Un
ruido ensordecedor despertó bruscamente a los vecinos del pueblo. Era de
mañana, muy de mañana, en esas horas donde despuntan las tenues luces del alba,
y los vecinos, alarmados por el estruendo continuo, el cual se iba
incrementando cada vez más, como si el murmullo sónico se estuviera acercando
desde un lugar lejano, salieron a la calle en tropel. Inmediatamente, casi sin
querer, se fueron suscitando entre ellos los comentarios más variopintos sobre
la procedencia de la insoportable eufonía, un eco metalúrgico, fabril,
industrial, férrico, hasta que por la línea del horizonte se fueron dibujando
la siluetas, todavía algo difusas, que lo provocaban: sobre la carretera que
unía la capital de la provincia con el pueblo, distantes apenas unos
kilómetros, avanzaban como un ejército futurista gigantescos buldozers,
retroexcavadoras, camiones, y, en definitiva, toda suerte de maquinaria pesada
utilizada en las grandes obras públicas, que como dijo burlonamente un vecino,
más parecían los cuatro jinetes del apocalipsis cabalgando hacía el pueblo con
el objetivo de difuminarlo de la faz de la tierra, a lo que otro vecino
contestó, socarrón: - pues sí, pecados no nos faltan.
Al
frente de la comitiva, un coche negro, de alta gama y con los distintivos
oficiales del estado, comandaba tan singular procesión. Pasado el tiempo y el
primer susto, los vecinos, reunidos de forma instintiva en la plaza mayor,
tuvieron al fin ante sus ojos el gran cortejo y, por fin, tuvieron la
oportunidad de ver de cerca a quien iba dentro de aquel vehículo que con tanta
pompa y boato lideraba tan grandilocuente pelotón: era su alcalde, quien
después de saludar con gran entusiasmo a sus atribulados y sorprendidos vecinos
se introdujo en el edificio consistorial cuya corporación él presidia, saliendo
al balcón del mismo con el objetivo de facilitar las explicaciones pertinentes
que dieran a conocer, urbe et orbi, la buena nueva con la que había sido
agraciado el pueblo gracias a sus megalómanas dotes políticas. Subido en el
balcón y micrófono en mano, comenzó su explicación: “queridos convecinos, estas
máquinas que hoy me acompañan, son la avanzadilla de lo que, dentro de poco
tiempo, será la entrada de nuestro pueblo en la plenitud del siglo XXI.

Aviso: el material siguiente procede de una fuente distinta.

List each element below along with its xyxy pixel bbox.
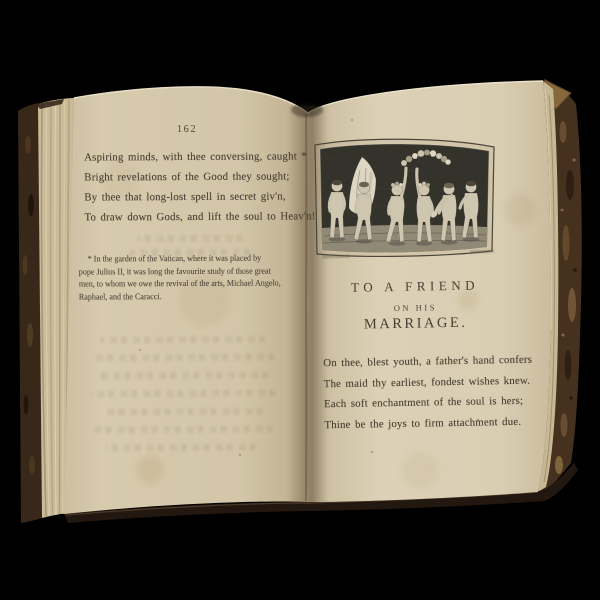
poem-title-line: TO A FRIEND	[331, 277, 499, 296]
bleed-through-line	[95, 426, 273, 434]
verse-line: Aspiring minds, with thee conversing, ca…	[84, 150, 307, 163]
printed-text-layer: 162 Aspiring minds, with thee conversing…	[0, 0, 600, 600]
footnote-line: men, to whom we owe the revival of the a…	[79, 278, 281, 289]
right-page: TO A FRIEND ON HIS MARRIAGE. On thee, bl…	[309, 268, 528, 512]
verse-line: Thine be the joys to firm attachment due…	[324, 415, 521, 430]
engraver-signature-right	[470, 250, 494, 253]
verse-line: By thee that long-lost spell in secret g…	[84, 190, 285, 203]
verse-line: The maid thy earliest, fondest wishes kn…	[324, 374, 531, 390]
left-page: 162 Aspiring minds, with thee conversing…	[59, 114, 313, 515]
poem-title-line: MARRIAGE.	[332, 314, 500, 334]
bleed-through-line	[138, 235, 243, 243]
bleed-through-line	[92, 354, 274, 362]
footnote-line: pope Julius II, it was long the favourit…	[79, 265, 271, 276]
verse-line: To draw down Gods, and lift the soul to …	[84, 210, 315, 223]
bleed-through-line	[106, 444, 256, 452]
bleed-through-line	[100, 336, 265, 344]
engraver-signature-left	[322, 255, 350, 258]
page-number: 162	[165, 124, 209, 135]
verse-line: Each soft enchantment of the soul is her…	[324, 395, 523, 410]
footnote-line: * In the garden of the Vatican, where it…	[88, 253, 262, 264]
verse-line: On thee, blest youth, a father's hand co…	[323, 354, 532, 370]
bleed-through-line	[90, 390, 275, 398]
footnote-line: Raphael, and the Caracci.	[79, 291, 162, 301]
book-photograph: 162 Aspiring minds, with thee conversing…	[0, 0, 600, 600]
bleed-through-line	[102, 408, 262, 416]
bleed-through-line	[98, 372, 268, 380]
verse-line: Bright revelations of the Good they soug…	[84, 170, 289, 183]
poem-title-line: ON HIS	[331, 301, 499, 314]
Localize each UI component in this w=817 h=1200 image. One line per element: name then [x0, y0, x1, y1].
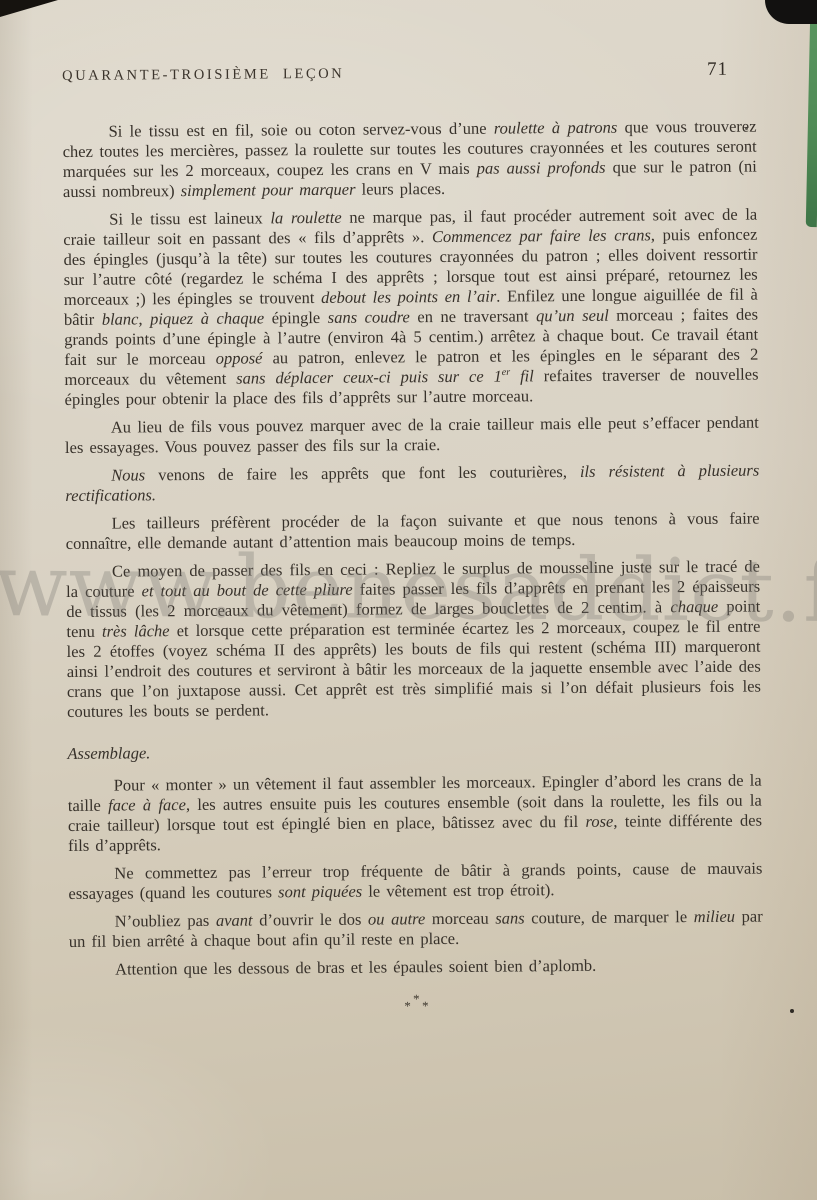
paper-speck	[745, 127, 748, 130]
green-background-edge	[806, 12, 817, 227]
page-number: 71	[707, 59, 728, 81]
background-corner-top-right	[765, 0, 817, 24]
paragraph: Si le tissu est en fil, soie ou coton se…	[62, 117, 757, 202]
paragraph: Nous venons de faire les apprêts que fon…	[65, 461, 759, 506]
paragraph: Les tailleurs préfèrent procéder de la f…	[66, 509, 760, 554]
book-page-photo: QUARANTE-TROISIÈME LEÇON 71 Si le tissu …	[0, 0, 817, 1200]
paper-speck	[790, 1009, 794, 1013]
paragraph: Pour « monter » un vêtement il faut asse…	[68, 771, 763, 856]
paragraph: N’oubliez pas avant d’ouvrir le dos ou a…	[69, 907, 763, 952]
body-text: Si le tissu est en fil, soie ou coton se…	[62, 117, 763, 980]
paragraph: Attention que les dessous de bras et les…	[69, 955, 763, 980]
page-header: QUARANTE-TROISIÈME LEÇON 71	[62, 59, 756, 86]
background-corner-top-left	[0, 0, 58, 17]
paragraph: Au lieu de fils vous pouvez marquer avec…	[65, 413, 759, 458]
paragraph: Si le tissu est laineux la roulette ne m…	[63, 205, 759, 410]
paragraph: Ne commettez pas l’erreur trop fréquente…	[68, 859, 762, 904]
paragraph: Ce moyen de passer des fils en ceci : Re…	[66, 557, 761, 722]
section-heading: Assemblage.	[67, 739, 761, 764]
asterisk-pair: * *	[400, 998, 432, 1014]
lesson-title: QUARANTE-TROISIÈME LEÇON	[62, 66, 344, 85]
asterisk-icon: *	[418, 998, 433, 1013]
page-content: QUARANTE-TROISIÈME LEÇON 71 Si le tissu …	[62, 59, 763, 1017]
asterisk-icon: *	[400, 998, 415, 1013]
asterism: * * *	[69, 989, 763, 1017]
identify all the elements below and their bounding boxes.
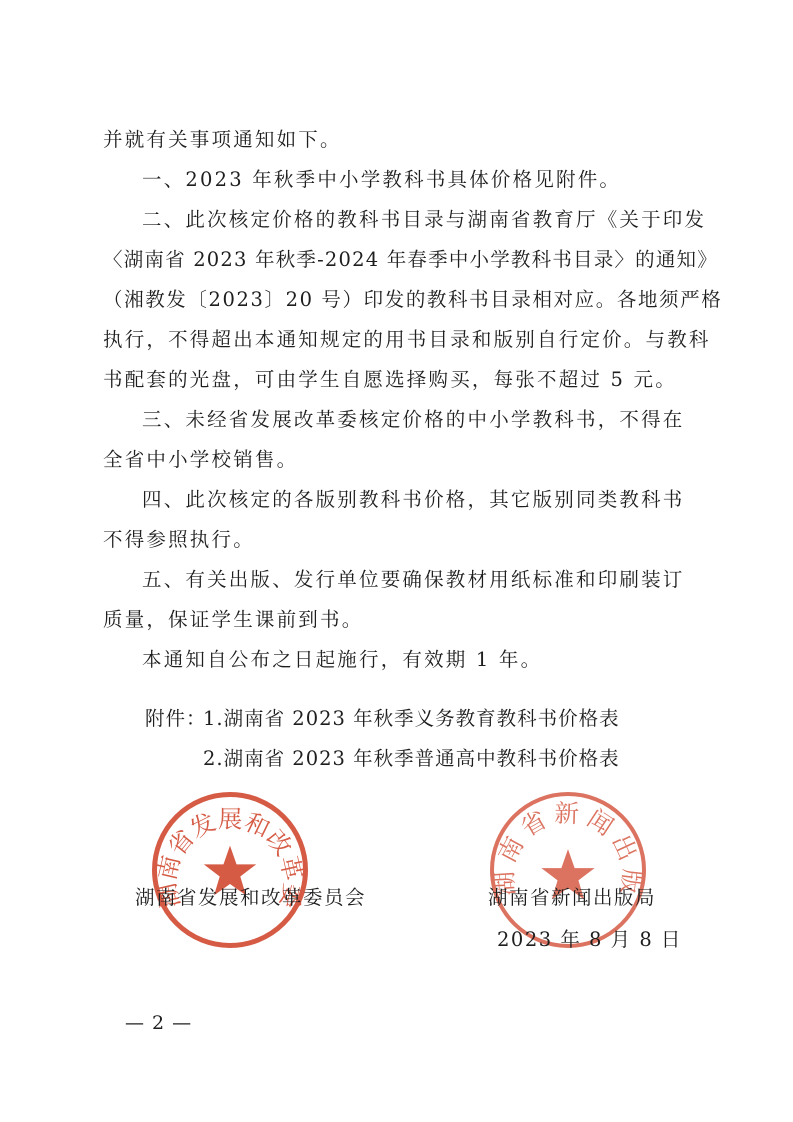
- clause-2: 二、此次核定价格的教科书目录与湖南省教育厅《关于印发: [142, 208, 706, 232]
- body-line: 不得参照执行。: [103, 528, 255, 552]
- seal-left-graphic: 湖南省发展和改革委员会: [157, 797, 303, 943]
- clause-4: 四、此次核定的各版别教科书价格，其它版别同类教科书: [142, 488, 685, 512]
- effective-clause: 本通知自公布之日起施行，有效期 1 年。: [142, 648, 542, 672]
- body-line: 全省中小学校销售。: [103, 448, 298, 472]
- attachments-label: 附件：: [145, 707, 207, 731]
- official-seal-right: 湖南省新闻出版局: [490, 792, 646, 948]
- clause-5: 五、有关出版、发行单位要确保教材用纸标准和印刷装订: [142, 568, 685, 592]
- official-seal-left: 湖南省发展和改革委员会: [152, 792, 308, 948]
- signature-date: 2023 年 8 月 8 日: [497, 928, 682, 952]
- body-line: 质量，保证学生课前到书。: [103, 608, 363, 632]
- clause-3: 三、未经省发展改革委核定价格的中小学教科书，不得在: [142, 408, 685, 432]
- attachment-item-2: 2.湖南省 2023 年秋季普通高中教科书价格表: [203, 747, 620, 771]
- attachment-item-1: 1.湖南省 2023 年秋季义务教育教科书价格表: [203, 707, 620, 731]
- signature-right: 湖南省新闻出版局: [488, 886, 656, 910]
- body-line: （湘教发〔2023〕20 号）印发的教科书目录相对应。各地须严格: [103, 288, 722, 312]
- clause-1: 一、2023 年秋季中小学教科书具体价格见附件。: [142, 168, 621, 192]
- body-line: 执行，不得超出本通知规定的用书目录和版别自行定价。与教科: [103, 328, 711, 352]
- page-number: — 2 —: [125, 1012, 192, 1034]
- body-line: 并就有关事项通知如下。: [103, 128, 342, 152]
- body-line: 书配套的光盘，可由学生自愿选择购买，每张不超过 5 元。: [103, 368, 677, 392]
- seal-right-graphic: 湖南省新闻出版局: [494, 796, 642, 944]
- body-line: 〈湖南省 2023 年秋季-2024 年春季中小学教科书目录〉的通知》: [103, 248, 718, 272]
- signature-left: 湖南省发展和改革委员会: [135, 886, 366, 910]
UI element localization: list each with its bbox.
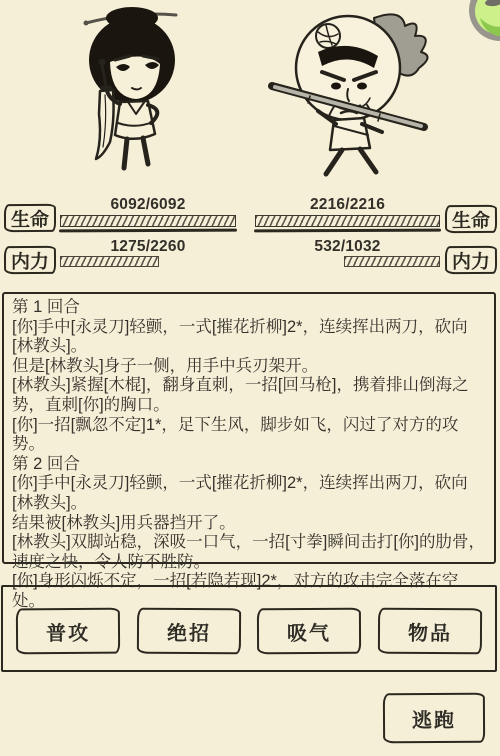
player-mp-label: 内力 [4, 246, 56, 274]
enemy-hp-bar-fill [256, 216, 439, 226]
special-move-button[interactable]: 绝招 [137, 608, 241, 655]
log-line: [林教头]双脚站稳，深吸一口气，一招[寸拳]瞬间击打[你]的肋骨，速度之快，令人… [12, 533, 486, 572]
enemy-mp-bar-fill [344, 256, 440, 267]
enemy-hp-value: 2216/2216 [255, 196, 440, 214]
escape-button[interactable]: 逃跑 [383, 693, 485, 744]
enemy-mp-value: 532/1032 [255, 238, 440, 256]
attack-button[interactable]: 普攻 [16, 608, 120, 655]
action-panel: 普攻 绝招 吸气 物品 [1, 585, 497, 672]
log-line-round-1: 第 1 回合 [12, 298, 486, 318]
enemy-hp-bar-shadow [254, 229, 441, 233]
enemy-mp-bar [255, 256, 440, 267]
log-line: 结果被[林教头]用兵器挡开了。 [12, 514, 486, 534]
player-figure [52, 2, 202, 184]
items-button[interactable]: 物品 [378, 608, 482, 655]
log-line: [你]手中[永灵刀]轻颤，一式[摧花折柳]2*，连续挥出两刀，砍向[林教头]。 [12, 318, 486, 357]
player-mp-bar-fill [60, 256, 159, 267]
battle-log: 第 1 回合 [你]手中[永灵刀]轻颤，一式[摧花折柳]2*，连续挥出两刀，砍向… [2, 292, 496, 564]
player-mp-bar [60, 256, 236, 267]
player-hp-bar-fill [61, 216, 235, 226]
log-line: [你]一招[飘忽不定]1*，足下生风，脚步如飞，闪过了对方的攻势。 [12, 416, 486, 455]
log-line: [林教头]紧握[木棍]，翻身直刺，一招[回马枪]，携着排山倒海之势，直刺[你]的… [12, 376, 486, 415]
log-line: 但是[林教头]身子一侧，用手中兵刃架开。 [12, 357, 486, 377]
enemy-figure [262, 8, 442, 178]
battle-screen: 生命 6092/6092 内力 1275/2260 2216/2216 生命 5… [0, 0, 500, 756]
log-line: [你]手中[永灵刀]轻颤，一式[摧花折柳]2*，连续挥出两刀，砍向[林教头]。 [12, 474, 486, 513]
enemy-hp-label: 生命 [445, 205, 497, 233]
player-mp-value: 1275/2260 [60, 238, 236, 256]
player-hp-bar [60, 215, 236, 227]
enemy-mp-label: 内力 [445, 246, 497, 274]
player-hp-bar-shadow [59, 229, 237, 233]
player-hp-label: 生命 [4, 204, 56, 232]
player-hp-value: 6092/6092 [60, 196, 236, 214]
log-line-round-2: 第 2 回合 [12, 455, 486, 475]
enemy-hp-bar [255, 215, 440, 227]
assistant-icon [468, 0, 500, 42]
breathe-button[interactable]: 吸气 [257, 608, 361, 655]
assistant-float-button[interactable] [468, 0, 500, 42]
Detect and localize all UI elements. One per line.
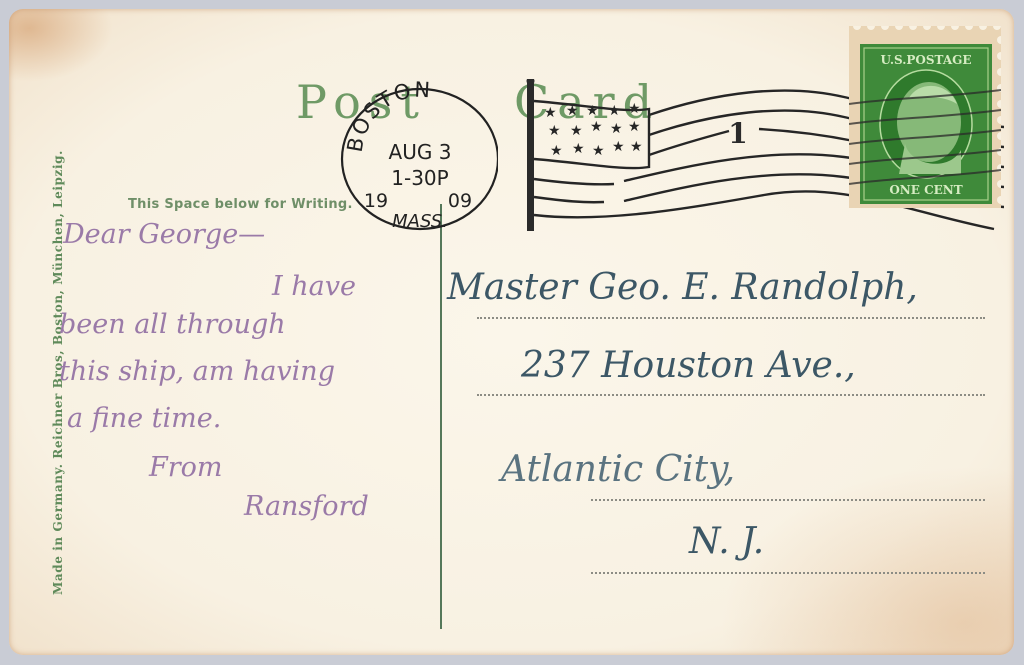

Aprovechando la llegada del tren de alta velocidad a la capital, he conseguido
el compromiso de la ministra de Fomento, con el visto bueno de nuestro amado
Presidente del gobierno, para que se incluyan en los presupuestos generales del
estado una partida con el objetivo de construir un ramal de dicho tren de alta
velocidad desde la capital hasta nuestra villa. Con ello alcanzaremos una
comunicación fluida con la capital y atraeremos poderosas empresa que se
instalarán en nuestros terrenos, convertidos en polígonos industriales,
proporcionándonos el nivel de riqueza que, hasta mi llegada a la alcaldía, no
podíais ni soñar”……
La
voz dulce de la megafonía del tren lo arrancó de su sueño. Sentado en los
mullidos asientos del enésimo tren de alta velocidad que inauguraba la línea
férrea hasta la capital zamorana, esbozó una sonrisa. Acababa de tener la madre
de todos los sueños, la suave epifanía de lo que podría ser su mayor logro en
política, algo que daba sentido a su tendencia por los proyectos mastodónticos,
tendencia que nunca supo explicar muy bien, pero que con este sueño, sin duda
provocado por los grandes histriones de la historia, quedaba justificada en
toda su extensión. Aunque, pensándolo bien, tampoco sabía muy bien qué hacía
allí.
¿Por
qué a él, que no ocupaba un puesto político publico que tuviera una referencia
cercana con el tren de alta velocidad, su cargo actual estaba dentro de la
esfera privada del partido y el municipio del que era alcalde no quedaba en la línea
férrea a inaugurar, se le había invitado a tan suculento banquete de vanidades?
La ministra de Fomento, una versión 3.0 de Paseando a Miss Daisy, quizás lo
había seleccionado como una especie de chofereso o guía ferroviario, o
solamente era la natural propensión de su partido a convertir en un hecho
político privado lo que no dejaba de ser algo público y de todos. En cualquier
caso, el viaje le había proporcionado uno de los placeres más intensos jamás
experimentados.
“Un ramal de alta velocidad a Casaseca de las Chanas. No
iría nadie, sería un auténtico despilfarro, sería deficitario, pero quedaría
tan bonito en mi curriculum politicae”.